Vol. 11 #09: Thursday, February 9, 2006
Calgary's News & Entertainment Weekly
FFWD Weekly
CD REVIEW
by FFWD WRITER
VARIOUS ARTISTS
Dream Brother — The Songs of Tim + Jeff Buckley
Full Time Hobby/Rykodisc

· Jeff and Tim Buckley respectfully reinvented.

Despite limited commercial impact, the late Jeff Buckley's influence is ubiquitous, courtesy of Radiohead and, subsequently, Coldplay. Tim Buckley is evident in this by association, as Jeff channelled his estranged father with his feral choirboy voice.
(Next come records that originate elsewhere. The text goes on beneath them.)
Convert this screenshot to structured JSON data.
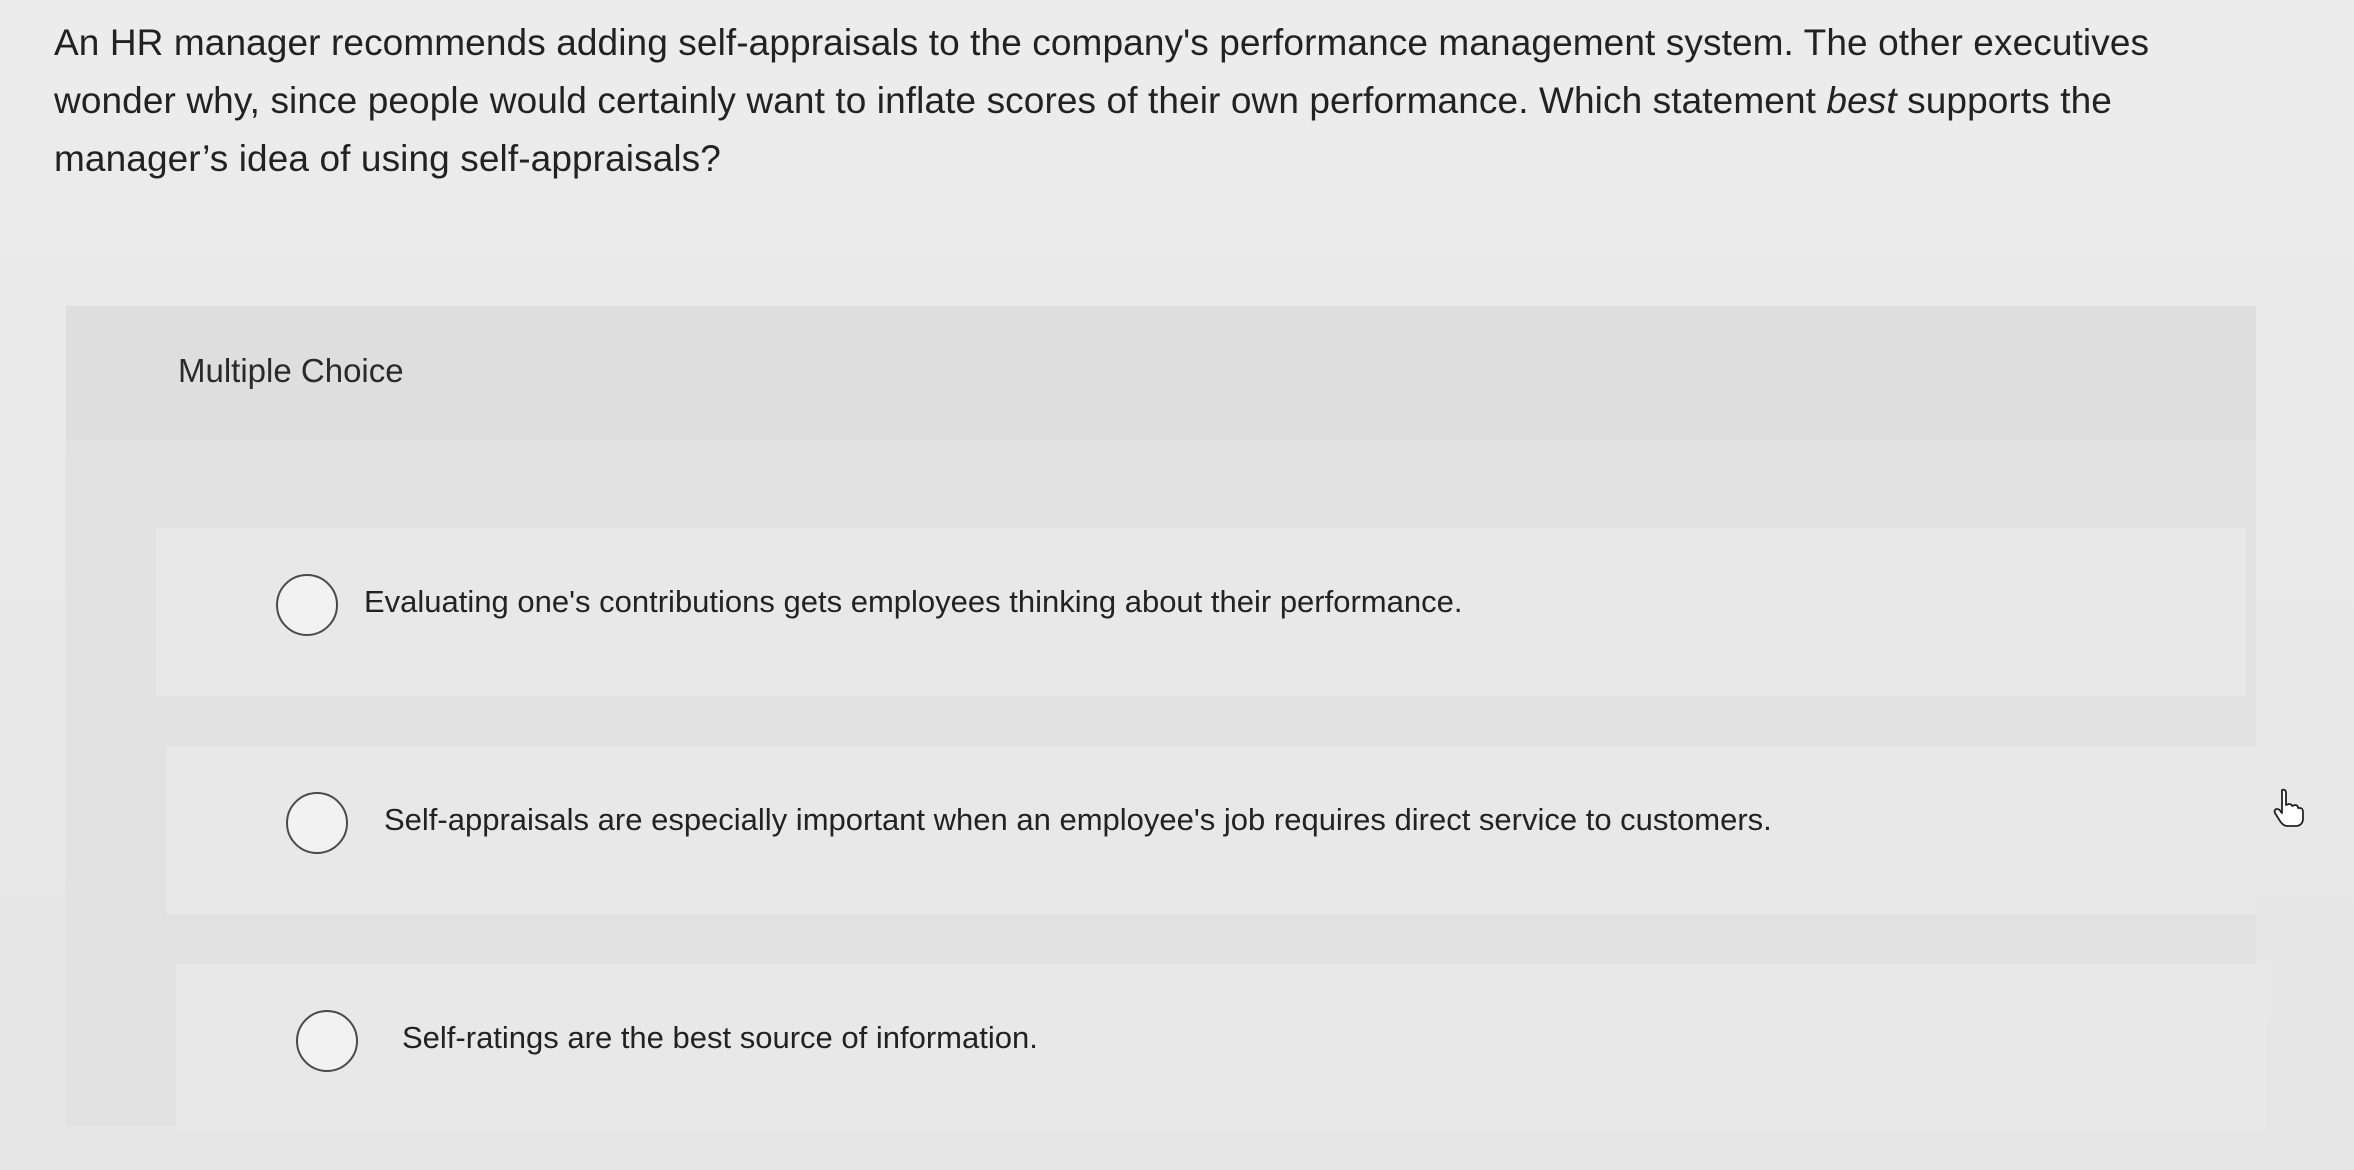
{
  "question": {
    "part1": "An HR manager recommends adding self-appraisals to the company's performance management system. The other executives wonder why, since people would certainly want to inflate scores of their own performance. Which statement ",
    "emphasis": "best",
    "part2": " supports the manager’s idea of using self-appraisals?"
  },
  "choice_section": {
    "heading": "Multiple Choice"
  },
  "options": [
    {
      "label": "Evaluating one's contributions gets employees thinking about their performance."
    },
    {
      "label": "Self-appraisals are especially important when an employee's job requires direct service to customers."
    },
    {
      "label": "Self-ratings are the best source of information."
    }
  ],
  "icons": {
    "radio": "radio-circle-icon",
    "cursor": "hand-pointer-icon"
  }
}
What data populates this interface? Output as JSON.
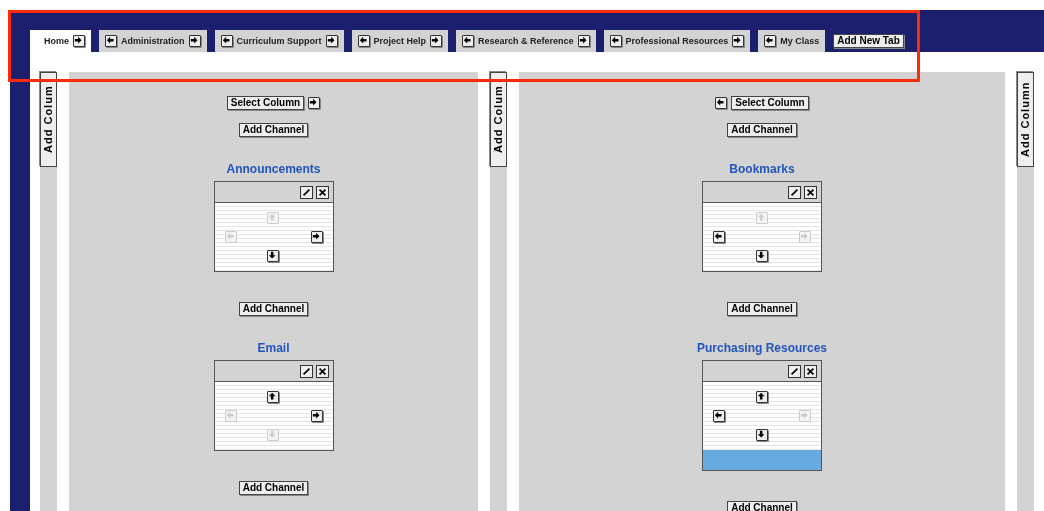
{
  "tabs": [
    {
      "label": "Home",
      "selected": true,
      "move_left": false,
      "move_right": true
    },
    {
      "label": "Administration",
      "selected": false,
      "move_left": true,
      "move_right": true
    },
    {
      "label": "Curriculum Support",
      "selected": false,
      "move_left": true,
      "move_right": true
    },
    {
      "label": "Project Help",
      "selected": false,
      "move_left": true,
      "move_right": true
    },
    {
      "label": "Research & Reference",
      "selected": false,
      "move_left": true,
      "move_right": true
    },
    {
      "label": "Professional Resources",
      "selected": false,
      "move_left": true,
      "move_right": true
    },
    {
      "label": "My Class",
      "selected": false,
      "move_left": true,
      "move_right": false
    }
  ],
  "add_tab_button": "Add New Tab",
  "add_column_buttons": [
    "Add Colum",
    "Add Colum",
    "Add Column"
  ],
  "columns": [
    {
      "select_label": "Select Column",
      "move_left": false,
      "move_right": true,
      "add_channel_buttons": [
        "Add Channel",
        "Add Channel",
        "Add Channel"
      ],
      "channels": [
        {
          "title": "Announcements",
          "selected": false,
          "up": false,
          "left": false,
          "right": true,
          "down": true
        },
        {
          "title": "Email",
          "selected": false,
          "up": true,
          "left": false,
          "right": true,
          "down": false
        }
      ]
    },
    {
      "select_label": "Select Column",
      "move_left": true,
      "move_right": false,
      "add_channel_buttons": [
        "Add Channel",
        "Add Channel",
        "Add Channel"
      ],
      "channels": [
        {
          "title": "Bookmarks",
          "selected": false,
          "up": false,
          "left": true,
          "right": false,
          "down": true
        },
        {
          "title": "Purchasing Resources",
          "selected": true,
          "up": true,
          "left": true,
          "right": false,
          "down": true
        }
      ]
    }
  ]
}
Dream Brother avoids Buckley karaoke, relocating the exploration in both father and son's work through alternating covers of both.

Tim's eight-year and nine album repertoire yields greater highlights here. Folktronica duo Tunng's bleeps and distortion suit Tim's "No Man Can Find the War" as well as the sound effects that bracketed it in 1967. Elsewhere, the Magic Numbers perfect their LCD casualty doo-wop on "Sing a Song for You," the Earlies find the hijacked hymn in "I Must Have Been Blind," and on "She Is," Sufjan Stevens reveals himself as the successor to Tim's Baroque pop troubadour. Jeff's career was cut short after 1994's swooning Grace and his performance still overshadows his songs. Contributors lean toward posthumous material here. Matthew Herbert and Dani Siciliano re-create "Everybody Here Wants You" as a Euro soundtrack. Alternatively, with its squeezebox reimagining Grace as an oddball sea-shanty, lo-fi Scot King Creosote locates something ancient and undiscovered in Jeff's songwriting. Too few tribute albums invite the listener to perceive an artist's work differently – Dream Brother is a welcome exception.